The disappointing employment data for April have elevated the question of whether the availability of unemployment benefits at higher levels during the COVID economic crisis is keeping workers at home. Today’s state-by-state data release from the Bureau of Labor Statistics offers one piece of evidence that this is not the case.
States vary substantially in the percentage of their unemployed who receive unemployment insurance benefits (UI). State eligibility rules vary significantly and the likelihood of meeting the criteria can differ depending on industry concentration and other factors. Although there are many factors at play, if unemployed workers are staying home because of unemployment benefits, one might expect states with a higher share of their unemployed receiving benefits to see a lower share of their unemployed re-entering the workforce. Yet, from March to April, we do not see that pattern.
The figure below is a scatter plot showing, from left to right, states going from lower to higher in benefit recipiency as of March. The Y-axis represents the drop in the number of unemployed from March to April going from smaller to larger drops from bottom to top. A pronounced downward slope would suggest that the availability of UI was driving people to stay unemployed. There is, however, no clear pattern. In fact, the slope is slightly upwards.
The figure can also be toggled to show the same graph but with the special COVID recession benefits for the self-employed taken out.
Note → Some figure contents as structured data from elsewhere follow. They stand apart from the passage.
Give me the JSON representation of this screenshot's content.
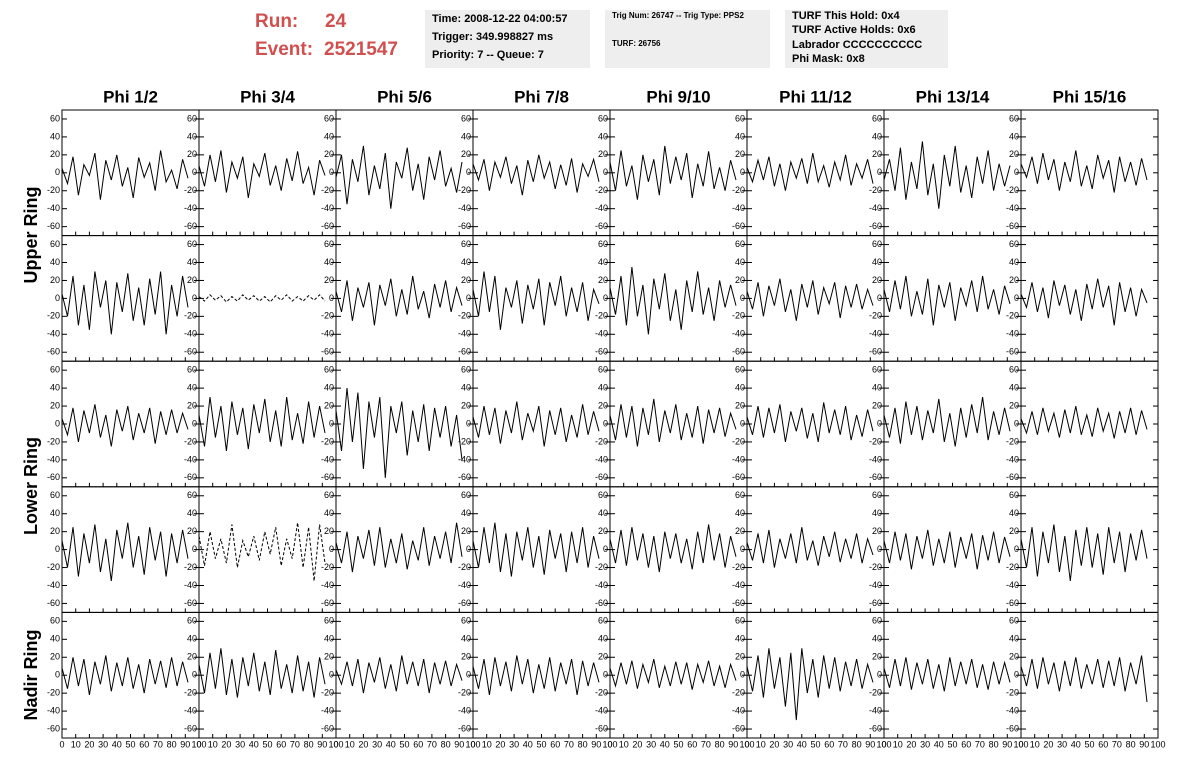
{
  "header": {
    "run_label": "Run:",
    "run": "24",
    "event_label": "Event:",
    "event": "2521547",
    "boxes": [
      [
        "Time: 2008-12-22 04:00:57",
        "Trigger: 349.998827 ms",
        "Priority: 7 -- Queue: 7"
      ],
      [
        "Trig Num: 26747 -- Trig Type: PPS2",
        "TURF: 26756"
      ],
      [
        "TURF This Hold: 0x4",
        "TURF Active Holds: 0x6",
        "Labrador CCCCCCCCCC",
        "Phi Mask: 0x8"
      ]
    ]
  },
  "chart_data": {
    "type": "line",
    "columns": [
      "Phi 1/2",
      "Phi 3/4",
      "Phi 5/6",
      "Phi 7/8",
      "Phi 9/10",
      "Phi 11/12",
      "Phi 13/14",
      "Phi 15/16"
    ],
    "ring_labels": [
      "Upper Ring",
      "Lower Ring",
      "Nadir Ring"
    ],
    "xlim": [
      0,
      100
    ],
    "xticks": [
      0,
      10,
      20,
      30,
      40,
      50,
      60,
      70,
      80,
      90,
      100
    ],
    "ylim": [
      -70,
      70
    ],
    "yticks": [
      -60,
      -40,
      -20,
      0,
      20,
      40,
      60
    ],
    "color": "#000000",
    "x": [
      0,
      4,
      8,
      12,
      16,
      20,
      24,
      28,
      32,
      36,
      40,
      44,
      48,
      52,
      56,
      60,
      64,
      68,
      72,
      76,
      80,
      84,
      88,
      92
    ],
    "panels": [
      {
        "values": [
          5,
          -12,
          18,
          -25,
          9,
          -3,
          22,
          -30,
          14,
          -8,
          20,
          -15,
          6,
          -28,
          17,
          -5,
          11,
          -20,
          25,
          -10,
          3,
          -18,
          15,
          -6
        ]
      },
      {
        "values": [
          8,
          -15,
          20,
          -10,
          25,
          -22,
          12,
          -6,
          18,
          -28,
          10,
          -4,
          22,
          -14,
          8,
          -20,
          16,
          -9,
          24,
          -12,
          6,
          -25,
          14,
          -3
        ]
      },
      {
        "values": [
          -5,
          20,
          -35,
          15,
          -10,
          30,
          -25,
          8,
          -18,
          22,
          -40,
          12,
          -6,
          28,
          -20,
          10,
          -30,
          18,
          -8,
          25,
          -15,
          5,
          -22,
          12
        ]
      },
      {
        "values": [
          10,
          -8,
          15,
          -20,
          12,
          -5,
          18,
          -12,
          8,
          -25,
          14,
          -10,
          20,
          -6,
          12,
          -18,
          9,
          -14,
          16,
          -22,
          10,
          -4,
          15,
          -10
        ]
      },
      {
        "values": [
          12,
          -20,
          25,
          -15,
          8,
          -30,
          20,
          -10,
          15,
          -25,
          30,
          -12,
          18,
          -8,
          22,
          -28,
          10,
          -15,
          24,
          -18,
          6,
          -20,
          14,
          -8
        ]
      },
      {
        "values": [
          6,
          -10,
          14,
          -8,
          18,
          -15,
          10,
          -20,
          12,
          -6,
          16,
          -12,
          22,
          -10,
          8,
          -16,
          12,
          -8,
          20,
          -14,
          10,
          -6,
          15,
          -12
        ]
      },
      {
        "values": [
          -8,
          15,
          -20,
          28,
          -30,
          12,
          -18,
          35,
          -25,
          10,
          -40,
          20,
          -15,
          30,
          -22,
          8,
          -28,
          18,
          -12,
          25,
          -20,
          10,
          -15,
          8
        ]
      },
      {
        "values": [
          10,
          -5,
          18,
          -12,
          22,
          -8,
          15,
          -20,
          12,
          -10,
          25,
          -15,
          8,
          -18,
          20,
          -6,
          14,
          -22,
          18,
          -10,
          12,
          -14,
          16,
          -8
        ]
      },
      {
        "values": [
          5,
          -20,
          25,
          -30,
          15,
          -35,
          30,
          -10,
          20,
          -40,
          18,
          -15,
          28,
          -25,
          12,
          -30,
          22,
          -18,
          30,
          -40,
          15,
          -20,
          25,
          -10
        ]
      },
      {
        "values": [
          2,
          -3,
          4,
          -2,
          3,
          -4,
          2,
          -3,
          4,
          -2,
          3,
          -3,
          2,
          -4,
          3,
          -2,
          4,
          -3,
          2,
          -3,
          3,
          -2,
          4,
          -3
        ],
        "dashed": true
      },
      {
        "values": [
          8,
          -15,
          20,
          -25,
          12,
          -10,
          18,
          -30,
          15,
          -8,
          22,
          -20,
          10,
          -18,
          25,
          -12,
          8,
          -22,
          16,
          -10,
          20,
          -15,
          12,
          -8
        ]
      },
      {
        "values": [
          10,
          -20,
          30,
          -15,
          25,
          -35,
          12,
          -10,
          20,
          -28,
          15,
          -12,
          22,
          -30,
          18,
          -8,
          25,
          -20,
          12,
          -15,
          18,
          -25,
          10,
          -6
        ]
      },
      {
        "values": [
          12,
          -18,
          25,
          -30,
          35,
          -20,
          15,
          -40,
          22,
          -12,
          28,
          -25,
          10,
          -35,
          20,
          -15,
          30,
          -18,
          12,
          -25,
          20,
          -10,
          15,
          -8
        ]
      },
      {
        "values": [
          8,
          -12,
          18,
          -20,
          14,
          -8,
          22,
          -15,
          10,
          -25,
          16,
          -10,
          20,
          -18,
          12,
          -6,
          18,
          -22,
          14,
          -10,
          16,
          -12,
          10,
          -8
        ]
      },
      {
        "values": [
          10,
          -15,
          20,
          -12,
          25,
          -20,
          8,
          -18,
          22,
          -30,
          15,
          -10,
          18,
          -25,
          12,
          -8,
          20,
          -15,
          25,
          -12,
          10,
          -18,
          14,
          -6
        ]
      },
      {
        "values": [
          5,
          -10,
          18,
          -15,
          12,
          -22,
          20,
          -8,
          15,
          -18,
          10,
          -25,
          16,
          -12,
          22,
          -10,
          14,
          -30,
          18,
          -15,
          12,
          -20,
          10,
          -5
        ]
      },
      {
        "values": [
          6,
          -12,
          18,
          -20,
          15,
          -10,
          22,
          -15,
          10,
          -25,
          16,
          -8,
          20,
          -18,
          12,
          -10,
          18,
          -22,
          14,
          -12,
          16,
          -10,
          12,
          -6
        ]
      },
      {
        "values": [
          10,
          -25,
          30,
          -15,
          20,
          -30,
          25,
          -12,
          18,
          -28,
          22,
          -10,
          28,
          -20,
          15,
          -25,
          30,
          -18,
          12,
          -22,
          25,
          -15,
          20,
          -10
        ]
      },
      {
        "values": [
          15,
          -30,
          40,
          -20,
          35,
          -50,
          25,
          -15,
          30,
          -60,
          20,
          -10,
          25,
          -35,
          15,
          -20,
          22,
          -30,
          18,
          -15,
          20,
          -25,
          10,
          -40
        ]
      },
      {
        "values": [
          8,
          -15,
          20,
          -12,
          18,
          -22,
          15,
          -10,
          25,
          -18,
          12,
          -8,
          20,
          -25,
          15,
          -12,
          18,
          -20,
          10,
          -15,
          22,
          -12,
          14,
          -8
        ]
      },
      {
        "values": [
          10,
          -18,
          22,
          -15,
          20,
          -25,
          18,
          -12,
          28,
          -20,
          15,
          -10,
          22,
          -18,
          12,
          -15,
          20,
          -22,
          16,
          -10,
          18,
          -14,
          12,
          -6
        ]
      },
      {
        "values": [
          8,
          -12,
          20,
          -15,
          18,
          -10,
          22,
          -20,
          14,
          -8,
          18,
          -16,
          12,
          -20,
          24,
          -10,
          16,
          -12,
          20,
          -18,
          10,
          -14,
          16,
          -8
        ]
      },
      {
        "values": [
          10,
          -15,
          18,
          -22,
          25,
          -12,
          20,
          -18,
          15,
          -10,
          28,
          -20,
          12,
          -25,
          18,
          -15,
          22,
          -10,
          30,
          -18,
          14,
          -12,
          18,
          -8
        ]
      },
      {
        "values": [
          6,
          -10,
          14,
          -12,
          18,
          -8,
          12,
          -15,
          16,
          -10,
          20,
          -12,
          10,
          -14,
          18,
          -8,
          12,
          -16,
          14,
          -10,
          18,
          -12,
          15,
          -6
        ]
      },
      {
        "values": [
          10,
          -20,
          25,
          -30,
          18,
          -15,
          28,
          -25,
          12,
          -35,
          22,
          -10,
          30,
          -20,
          15,
          -28,
          25,
          -12,
          20,
          -30,
          18,
          -15,
          22,
          -10
        ]
      },
      {
        "values": [
          15,
          -18,
          20,
          -10,
          12,
          -15,
          28,
          -20,
          10,
          -8,
          15,
          -12,
          20,
          -5,
          25,
          -18,
          12,
          -10,
          30,
          -20,
          25,
          -35,
          28,
          -15
        ],
        "dashed": true
      },
      {
        "values": [
          8,
          -15,
          20,
          -25,
          15,
          -10,
          22,
          -18,
          25,
          -20,
          12,
          -15,
          18,
          -22,
          10,
          -12,
          25,
          -18,
          15,
          -10,
          20,
          -15,
          30,
          -8
        ]
      },
      {
        "values": [
          10,
          -20,
          25,
          -15,
          30,
          -25,
          18,
          -30,
          20,
          -12,
          25,
          -20,
          15,
          -28,
          22,
          -10,
          18,
          -25,
          20,
          -15,
          25,
          -20,
          15,
          -10
        ]
      },
      {
        "values": [
          12,
          -15,
          22,
          -18,
          25,
          -12,
          18,
          -20,
          15,
          -25,
          20,
          -10,
          18,
          -15,
          12,
          -22,
          20,
          -15,
          28,
          -12,
          18,
          -20,
          15,
          -8
        ]
      },
      {
        "values": [
          8,
          -12,
          18,
          -15,
          22,
          -20,
          12,
          -10,
          18,
          -15,
          25,
          -12,
          10,
          -18,
          15,
          -8,
          20,
          -14,
          12,
          -10,
          18,
          -15,
          12,
          -6
        ]
      },
      {
        "values": [
          10,
          -15,
          20,
          -12,
          18,
          -22,
          15,
          -10,
          22,
          -18,
          12,
          -15,
          20,
          -20,
          14,
          -10,
          18,
          -22,
          16,
          -12,
          20,
          -15,
          14,
          -8
        ]
      },
      {
        "values": [
          12,
          -20,
          25,
          -30,
          20,
          -15,
          28,
          -25,
          15,
          -35,
          22,
          -18,
          25,
          -20,
          18,
          -28,
          25,
          -15,
          20,
          -25,
          18,
          -12,
          22,
          -10
        ]
      },
      {
        "values": [
          8,
          -15,
          20,
          -12,
          18,
          -22,
          15,
          -10,
          22,
          -18,
          14,
          -12,
          20,
          -15,
          12,
          -20,
          18,
          -10,
          16,
          -14,
          20,
          -12,
          15,
          -8
        ]
      },
      {
        "values": [
          12,
          -20,
          25,
          -15,
          30,
          -22,
          18,
          -25,
          20,
          -12,
          25,
          -18,
          15,
          -22,
          28,
          -15,
          12,
          -20,
          22,
          -18,
          15,
          -25,
          20,
          -10
        ]
      },
      {
        "values": [
          6,
          -10,
          15,
          -12,
          18,
          -20,
          14,
          -8,
          20,
          -15,
          12,
          -18,
          22,
          -10,
          15,
          -12,
          18,
          -20,
          14,
          -10,
          16,
          -12,
          12,
          -6
        ]
      },
      {
        "values": [
          10,
          -15,
          18,
          -22,
          20,
          -12,
          15,
          -18,
          22,
          -10,
          18,
          -20,
          12,
          -15,
          20,
          -18,
          14,
          -10,
          18,
          -22,
          16,
          -12,
          14,
          -8
        ]
      },
      {
        "values": [
          8,
          -12,
          14,
          -10,
          16,
          -15,
          12,
          -8,
          18,
          -14,
          10,
          -12,
          15,
          -10,
          14,
          -16,
          12,
          -8,
          16,
          -12,
          10,
          -14,
          12,
          -6
        ]
      },
      {
        "values": [
          10,
          -18,
          22,
          -25,
          30,
          -15,
          20,
          -35,
          25,
          -50,
          30,
          -20,
          18,
          -25,
          22,
          -15,
          20,
          -18,
          15,
          -12,
          18,
          -15,
          12,
          -8
        ]
      },
      {
        "values": [
          8,
          -14,
          18,
          -12,
          20,
          -16,
          14,
          -10,
          18,
          -15,
          12,
          -18,
          20,
          -12,
          15,
          -10,
          18,
          -14,
          12,
          -16,
          15,
          -10,
          14,
          -8
        ]
      },
      {
        "values": [
          10,
          -12,
          18,
          -15,
          20,
          -10,
          14,
          -18,
          16,
          -12,
          20,
          -15,
          12,
          -10,
          18,
          -14,
          16,
          -12,
          20,
          -18,
          14,
          -10,
          22,
          -30
        ]
      }
    ]
  }
}
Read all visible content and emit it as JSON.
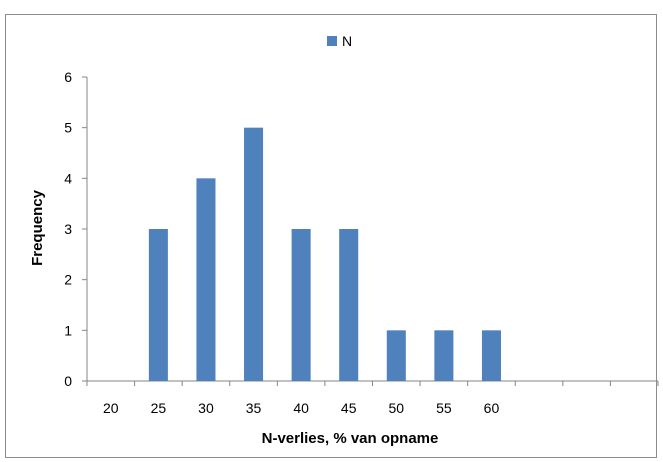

The data on this Pandemic Unemployment Assistance (PUA) program have been volatile for some states and for some self-employed the meaning of “unemployed” can be somewhat ambiguous. This graph, however, shows the same lack of any indication that the benefits are keeping workers out of the job market.
There are many factors that could explain the pattern here. Some of the data are volatile and recipiency rates are complicated right now, as what it means to be unemployed is in the middle of a transition given the unique circumstances of the COVID recession. Nevertheless, this one indicator offers no support for the proposition that UI benefits are keeping people out of the workforce in any significant numbers.